We know that a dispersive viscoelastic will protect the corneal endothelium better during phacoemulsification of the lens nucleus. And a cohesive viscoelastic is better for opening up the capsular bag to prepare for IOL insertion and is also easier to evacuate from the eye at the end of the surgery. But which type of viscoelastic is best for the IOL injector?
If we use a dispersive viscoelastic in the IOL injector, it will be more lubricating and it will coat the walls of the injector tip better. This makes it easier to squeeze a thicker lens (such as higher dioptric powers of +27 and above) through the smaller injector tips. This dispersive agent is thinner and more liquid in behavior. The challenge is that it is more difficult to aspirate from the eye. And if you leave dispersive viscoelastic adherent to the posterior surface of the optic, then the IOL can slip, slide, and rotate in the capsular bag. This is a problem that is important to avoid in toric IOLs especially.

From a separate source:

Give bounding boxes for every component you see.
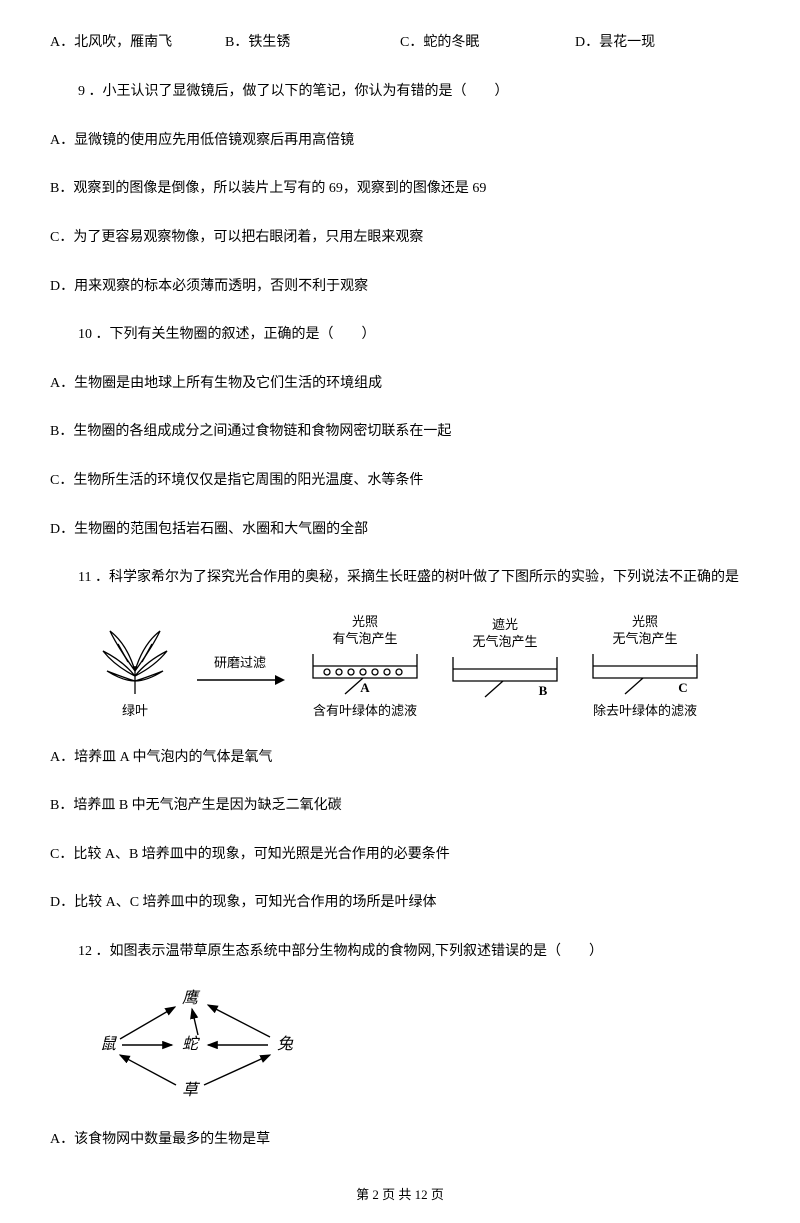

We can remedy this by placing the I/A probe behind the IOL optic to remove all of the dispersive viscoelastic. This is my typical technique.
If we use a cohesive viscoelastic in the IOL injector, it will not be quite as lubricating since it is more of a solid form (like jelly) instead of liquid (like honey). This may pose an issue when injecting a thicker lens, which could get stuck in the injector or damaged during delivery. This cohesive viscoelastic is much easier to remove from the eye and it does not adhere to the IOL optic. This can help with IOL rotational stability for surgeons who do not routinely go behind the IOL optic to remove viscoelastic.